Так вот, значит…Хутор наш ещё в стародавние времена прилепился почти на самой маковке Среднерусской возвышенности, по её правому боку. По левому обустроились такие же древние деревушки Жихарево да Ключнево. Жили себе предки наши, поживали и твои, стало быть, пёсьи собратья тоже, на длиннющем безымянном холме, пока в начале тридцатых не воротился на свои корни аж из Монголии, где «добивал всяческую белогвардейскую контру», израненный – правую руку оставил где-то под Кош-Агачем – командир Красной армии Корней Ефимов.

Крестьянствовать без руки бедолажному, ой, как несподручно. А потому поступил он на службу в лесхоз – объездчиком убогому куда ни шло. Лесник тот, Корней Ефимов, и окрестил на монгольский манер лесистый хребет нашей возвышенности Дабой.

Ну, это я случайно узнала, всё от того же деда Трофима, которому Корней доводился родным дядей. А деревенские по большей части и не задумывались, и не догадывались, откуда взялось и как прижилось в наших краях это чужеземное словцо. Даба да Даба, будто искони так и велось.

 

Который час, уж и счёт потеряла, идём, а Дабы нет как не бывало. Может, и впрямь закружились? Не чуют ноги спуска, хоть убей. Всё в гору да в гору. Вот, думаю, досчитаю до пятисот шагов, тут и взойду на маковку, сколько раз так пересчитывала – со счёту сбилась, сколько перепрыгнула ручьёв, сколько проломила сквозь бересклетник стёжек, в скольких скирдах подваливалась передохнуть, знает один Господь.
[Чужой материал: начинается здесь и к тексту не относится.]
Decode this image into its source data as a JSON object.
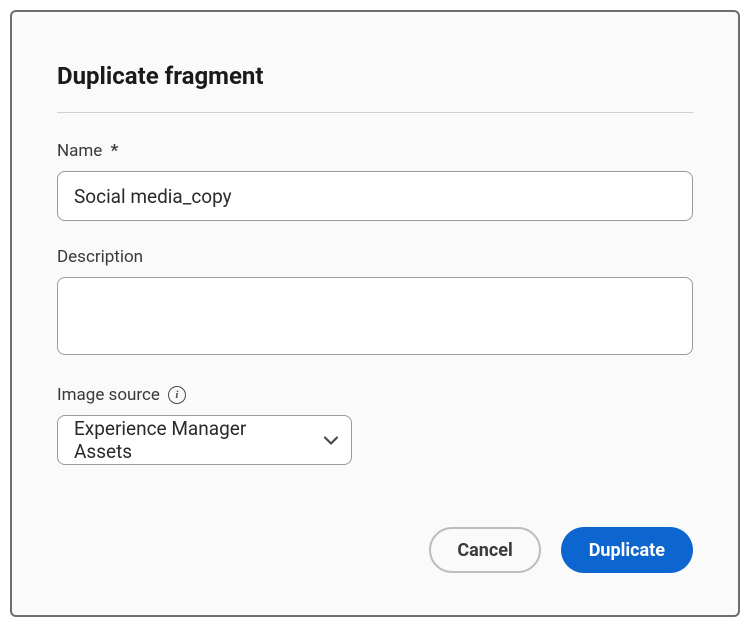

Уж и совсем было отчаялась, как нежданно-негаданно натолкнулась на поросший мхом, изрядно накренившийся дубовый голбец. Вспомнилось: поставлен он на могиле лесника Корнея. Во время коллективизации подстерегла его здесь на голову разбитая, но долго ещё погуливавшая в наших краях банда анархиста Силаева. Привязали прятавшиеся по лесам озверелые людишки комбедовца Корнея к сосне, обложили сушняком да заживо и спалили. Даже праху от лесника не осталось, не схоронить было Корнея на погосте, потому и поставили мужики на месте последнего его вздоха на память высоченный крест.

А стоит он – кто ж у нас не ведает? – на самой хребтине, когда-то наречённой Корнеем, Дабой. Холмик давно сровнялся с землёй, порос крушинником, но могучий, морёного дуба крест, хоть и подвалился навзничь, но всё ещё крепится, не рухает.

Под сотню лет той истории, но по сей день боязно проходить мимо. А уж как ночью-то жутко! Хоть бы птица какая голос подала, хоть бы зверь пробежал. Сыро, пусто, как в разграбленном склепе. И только сосны наперебой заступают мне путь из тумана, тянут свои коряжистые руки навстречу, того гляди заграбастают, уволокут в своё омертвевшее царство.

Нет сил не оглядываться. Там, позади, у покренившегося креста мерещатся перебегающие от куста к кусту фигуры. Ноги подкашиваются, но надо собраться с духом – впереди, по моим подсчётам, если вновь не блуканула, еще полпути.

 А навстречу из тумана движется кто-то огромный, неохватный, и уже нет никакой возможности от него спрятаться или увернуться! Иду напропалую и натыкаюсь на позабытую кем-то новолетнюю копну. Пахнет донником и иван-чаем. Обрадованная сухому местечку Нюха падает у его подножья, надеясь, что и я поддамся соблазну.

Но душа моя не на месте: приткнись я рядом с Нюхой – усталость возьмёт своё, и тогда как пить дать не подняться мне до свету. А расслабляться нет ни какого резона – видать, снова забрала вправо, иду прямиком по Дабе и никакого спуска не ощущаю. То ли от промозглости, всё лише охватываюшей меня, прокравшейся, кажется, в самое сердце, то ли от страха вовек уже не выбраться из этого отуманенного, завороженного мира, к горлу подкатывает ком, на глаза наворачиваются слёзы.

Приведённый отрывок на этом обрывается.